Small Eschscholzia - identifying minutiflora vs. parishii

This page last modified on 26 April, 2006

While yellow to orange California Poppies (Eschscholzia californica) are a very common sight throughout San Diego County from the mountains to the coast in springtime, their two cousin species with smaller flowers - though also common - are a less obvious feature of the desert.   In March-April of 2004 and 2005 I took photographs of a few of these small-flowered plants in several parts of Anza Borrego Park, but then was slow to post examples on this website because of difficulties in identifying the species using the keys and descriptions in the Jepson Desert Manual (JDM).

Because of very light rainfall during the normal 2005-2006 rain season, there are very few examples of the usual annual flowering plants often seen in the Borrego area in years of above average rainfall.  Even so, I found quite a few (generally isolated - not in dense groups) examples of plants with quite small yellow poppy flowers. Given the very dry 2006 spring season, it was tempting to conclude that these might just be California Poppies that were barely showing very small mature flowers for lack of environmental resources. But armed with somewhat better appreciation of what's needed to identify plants in this family, I did take poppy photographs in three locations. In fact the flowers, leaves, etc that appear in the 2006 photos are so much like comparable aspects of photos taken in March of 2004 and 2005 that I made another attempt  to key the species using the JDM pages 399-400.

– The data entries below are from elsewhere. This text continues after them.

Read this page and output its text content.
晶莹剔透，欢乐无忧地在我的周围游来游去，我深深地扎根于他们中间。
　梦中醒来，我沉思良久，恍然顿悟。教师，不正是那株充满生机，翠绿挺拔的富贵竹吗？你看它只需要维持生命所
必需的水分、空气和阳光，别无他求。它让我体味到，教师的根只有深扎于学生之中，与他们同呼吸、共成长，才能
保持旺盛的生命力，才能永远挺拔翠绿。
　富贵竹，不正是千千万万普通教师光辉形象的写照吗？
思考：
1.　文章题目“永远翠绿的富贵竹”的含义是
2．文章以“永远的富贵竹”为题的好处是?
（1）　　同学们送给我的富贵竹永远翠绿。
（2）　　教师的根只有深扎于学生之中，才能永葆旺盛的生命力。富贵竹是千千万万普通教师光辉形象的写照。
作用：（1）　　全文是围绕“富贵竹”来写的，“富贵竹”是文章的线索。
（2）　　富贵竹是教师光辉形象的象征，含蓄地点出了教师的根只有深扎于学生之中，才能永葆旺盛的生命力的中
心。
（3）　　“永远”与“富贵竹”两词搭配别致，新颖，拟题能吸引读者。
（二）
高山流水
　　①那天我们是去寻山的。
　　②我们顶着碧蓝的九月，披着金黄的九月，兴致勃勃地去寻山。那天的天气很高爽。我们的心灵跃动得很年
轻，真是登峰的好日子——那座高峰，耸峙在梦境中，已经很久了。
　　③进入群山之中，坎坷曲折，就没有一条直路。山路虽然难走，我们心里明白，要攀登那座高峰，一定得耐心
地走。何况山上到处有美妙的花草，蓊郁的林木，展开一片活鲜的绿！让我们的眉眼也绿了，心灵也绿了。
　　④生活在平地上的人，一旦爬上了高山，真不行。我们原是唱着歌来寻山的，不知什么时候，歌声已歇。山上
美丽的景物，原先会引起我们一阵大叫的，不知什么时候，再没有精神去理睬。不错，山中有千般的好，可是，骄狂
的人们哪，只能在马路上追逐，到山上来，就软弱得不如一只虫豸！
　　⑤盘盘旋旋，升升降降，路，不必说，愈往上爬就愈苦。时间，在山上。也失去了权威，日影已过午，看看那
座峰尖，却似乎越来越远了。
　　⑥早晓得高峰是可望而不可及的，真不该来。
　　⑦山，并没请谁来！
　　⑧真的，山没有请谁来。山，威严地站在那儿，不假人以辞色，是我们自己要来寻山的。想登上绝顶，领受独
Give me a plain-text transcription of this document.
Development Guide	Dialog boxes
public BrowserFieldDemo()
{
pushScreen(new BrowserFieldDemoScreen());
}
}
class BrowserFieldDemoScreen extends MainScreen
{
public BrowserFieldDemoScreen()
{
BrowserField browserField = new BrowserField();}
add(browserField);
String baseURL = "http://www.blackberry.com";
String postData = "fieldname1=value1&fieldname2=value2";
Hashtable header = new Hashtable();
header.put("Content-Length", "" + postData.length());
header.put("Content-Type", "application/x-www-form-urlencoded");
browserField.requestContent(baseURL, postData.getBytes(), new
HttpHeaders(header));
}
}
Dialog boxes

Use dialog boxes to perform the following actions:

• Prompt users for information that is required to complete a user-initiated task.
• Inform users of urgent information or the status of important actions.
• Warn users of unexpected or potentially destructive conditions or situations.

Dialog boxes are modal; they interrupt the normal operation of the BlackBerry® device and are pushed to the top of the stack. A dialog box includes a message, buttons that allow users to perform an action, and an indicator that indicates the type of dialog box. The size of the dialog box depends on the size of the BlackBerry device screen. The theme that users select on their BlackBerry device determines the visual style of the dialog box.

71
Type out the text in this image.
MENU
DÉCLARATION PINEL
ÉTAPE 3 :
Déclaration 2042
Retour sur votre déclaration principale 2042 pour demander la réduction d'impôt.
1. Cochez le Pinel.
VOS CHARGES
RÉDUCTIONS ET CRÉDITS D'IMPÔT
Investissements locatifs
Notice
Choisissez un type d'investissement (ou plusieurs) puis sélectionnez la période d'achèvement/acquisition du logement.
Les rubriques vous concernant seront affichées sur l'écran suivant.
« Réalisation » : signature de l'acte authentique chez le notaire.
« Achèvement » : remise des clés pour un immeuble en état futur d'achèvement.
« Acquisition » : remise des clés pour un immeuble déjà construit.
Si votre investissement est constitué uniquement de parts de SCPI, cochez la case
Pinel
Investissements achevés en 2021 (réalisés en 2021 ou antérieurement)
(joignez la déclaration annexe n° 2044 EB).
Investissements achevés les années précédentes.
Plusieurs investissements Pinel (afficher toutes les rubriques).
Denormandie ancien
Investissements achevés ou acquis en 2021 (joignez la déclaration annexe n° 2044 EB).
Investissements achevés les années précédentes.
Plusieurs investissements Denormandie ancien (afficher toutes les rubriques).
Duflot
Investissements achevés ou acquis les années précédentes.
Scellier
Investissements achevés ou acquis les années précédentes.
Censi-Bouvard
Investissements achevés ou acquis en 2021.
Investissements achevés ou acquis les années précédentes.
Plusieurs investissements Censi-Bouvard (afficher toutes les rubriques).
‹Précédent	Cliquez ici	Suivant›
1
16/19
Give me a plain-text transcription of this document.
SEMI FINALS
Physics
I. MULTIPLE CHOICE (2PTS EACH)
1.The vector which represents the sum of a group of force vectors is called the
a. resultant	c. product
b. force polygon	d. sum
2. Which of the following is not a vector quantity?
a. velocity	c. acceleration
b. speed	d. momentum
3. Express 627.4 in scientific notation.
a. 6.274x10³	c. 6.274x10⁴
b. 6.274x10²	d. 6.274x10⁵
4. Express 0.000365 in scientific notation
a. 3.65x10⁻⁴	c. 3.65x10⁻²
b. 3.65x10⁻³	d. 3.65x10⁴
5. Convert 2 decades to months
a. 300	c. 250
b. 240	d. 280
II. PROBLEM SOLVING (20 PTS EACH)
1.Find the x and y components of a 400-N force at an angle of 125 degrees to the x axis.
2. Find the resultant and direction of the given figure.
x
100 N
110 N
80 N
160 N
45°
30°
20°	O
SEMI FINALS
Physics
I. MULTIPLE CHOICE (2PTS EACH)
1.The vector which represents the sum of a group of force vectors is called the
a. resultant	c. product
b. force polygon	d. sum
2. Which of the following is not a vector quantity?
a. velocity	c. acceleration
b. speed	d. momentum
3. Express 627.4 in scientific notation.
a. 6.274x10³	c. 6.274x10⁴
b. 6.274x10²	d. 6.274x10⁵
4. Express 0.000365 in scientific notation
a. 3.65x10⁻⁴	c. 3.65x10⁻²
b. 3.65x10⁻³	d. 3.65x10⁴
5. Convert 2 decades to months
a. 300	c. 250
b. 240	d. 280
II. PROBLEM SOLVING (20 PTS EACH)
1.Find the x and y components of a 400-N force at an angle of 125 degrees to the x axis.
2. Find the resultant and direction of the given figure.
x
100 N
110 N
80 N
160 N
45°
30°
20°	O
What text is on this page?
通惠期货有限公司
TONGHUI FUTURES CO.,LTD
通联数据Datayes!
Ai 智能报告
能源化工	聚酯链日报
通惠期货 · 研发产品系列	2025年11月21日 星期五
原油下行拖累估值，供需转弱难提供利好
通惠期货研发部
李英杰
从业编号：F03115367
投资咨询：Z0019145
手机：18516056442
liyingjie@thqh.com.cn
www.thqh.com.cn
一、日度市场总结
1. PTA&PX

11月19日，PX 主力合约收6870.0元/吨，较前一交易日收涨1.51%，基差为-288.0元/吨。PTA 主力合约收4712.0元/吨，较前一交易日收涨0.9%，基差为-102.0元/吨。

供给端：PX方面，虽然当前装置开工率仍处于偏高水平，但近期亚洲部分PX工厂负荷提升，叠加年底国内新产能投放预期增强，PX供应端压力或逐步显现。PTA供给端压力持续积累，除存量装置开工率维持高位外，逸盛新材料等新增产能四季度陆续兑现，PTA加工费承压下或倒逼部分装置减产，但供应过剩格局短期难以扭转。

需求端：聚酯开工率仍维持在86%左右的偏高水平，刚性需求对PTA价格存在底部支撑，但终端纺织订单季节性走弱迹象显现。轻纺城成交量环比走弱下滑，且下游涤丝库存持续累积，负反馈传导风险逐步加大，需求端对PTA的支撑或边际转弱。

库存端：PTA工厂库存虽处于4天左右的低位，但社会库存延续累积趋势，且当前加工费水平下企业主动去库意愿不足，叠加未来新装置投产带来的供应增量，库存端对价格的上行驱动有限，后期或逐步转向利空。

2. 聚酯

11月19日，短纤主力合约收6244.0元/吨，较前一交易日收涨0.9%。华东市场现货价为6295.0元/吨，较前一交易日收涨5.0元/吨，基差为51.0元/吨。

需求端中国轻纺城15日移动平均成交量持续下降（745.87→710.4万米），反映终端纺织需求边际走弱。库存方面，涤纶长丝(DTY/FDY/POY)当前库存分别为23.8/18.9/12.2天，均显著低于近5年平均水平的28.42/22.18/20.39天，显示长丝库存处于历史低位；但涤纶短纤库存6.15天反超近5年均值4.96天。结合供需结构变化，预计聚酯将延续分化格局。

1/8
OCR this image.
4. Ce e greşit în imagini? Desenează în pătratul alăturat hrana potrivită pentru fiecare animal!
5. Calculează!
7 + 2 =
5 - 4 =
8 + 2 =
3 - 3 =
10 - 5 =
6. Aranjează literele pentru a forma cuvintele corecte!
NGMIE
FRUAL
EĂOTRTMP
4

Because the JDM material was consistent with either E. minutiflora or E. parishii, and the SDNHM Plant Atlas database data shows examples of both in the areas where I took these photos, I went searching for more detailed clues. As in a number of similar situations, I looked for comments in the website page "Comments on the Jepson Manual and A Flora of Southern California by Munz". That page includes both original analysis by Tom Chester and Wayne Armstrong, and updated comments from Curtis Clark who authored the JDM section on Papaveraceae.  Their principal conclusion was a revision of the relevant couplet in the JDM key for Eschscholzia  on page 399, i.e.:

4. Petals 2-6 mm; lf segments gen obtuse; seeds gen oblong to elliptic ..... E. minutiflora
4'. Petals 8-30 mm; lf segments acute; seeds gen round ... E. parishii

Possibly most significant for the San Diego County deserts is that the Petals size ranges do not overlap (as they do in the JDM version). But the examples in my photographs had petal sizes spanning the range 5.5 to 8 mm. Moreover, on most of the plants, the leaves exhibited both obtuse and acute tips. After I questioned Tom Chester about this, he emphasized that all of the plants he has found in San Diego County with small petals are E. minutiflora, while all of those identified as E. parishii have petals large enough to be easily confused with E. californica.  He referred to the descriptions of E. minutiflora and E. parishii on Clark's website at
   http://www.csupomona.edu/~jcclark/poppy/
in which the petal length range for E. minutiflora  is stated to be 3-10 mm, while that of  E. parishii is 15-30 mm. On careful reading of Clark's website overview for Eschscholzia  I found that the descriptions posted there were written after he submitted the material for publication in The Jepson Manual, and thus can be regarded as updating  the material found in JDM

In practice, it seems that neither the leaf tips nor the seeds are very useful in distinguishing between E. minutiflora  and E. parishii.  My photos now include examples of the fruit and seeds obtained in Rockhouse Canyon on 20 April, 2006. As may be seen, the fruit is not fully dried.  Clark describes the seeds of both species as "reticulate" (i.e. crinkly surface), yet I found that the seeds from my sample were smooth and almost perfectly spherical. But after drying for several hours in direct sunlight, they took on the crinkled appearance shown in my photograph posted here.

Finally, a distinction one finds on reading the descriptions of the species is that for E. minutiflora: "petals ... base sometimes orange-spotted", whereas for E. parishii this feature is not mentioned (implying absence??). But there were orange spots on some petals on each of the small-petal plants I photographed.

The JDM description of E. minutiflora uses the general term "Variable", whereas Clark's website description refers to several subspecies found in different zones of the California desert regions.

All of this reinforces the idea that all of the small-petal plants I photographed in the Anza Borrego Park were actually E. minutiflora.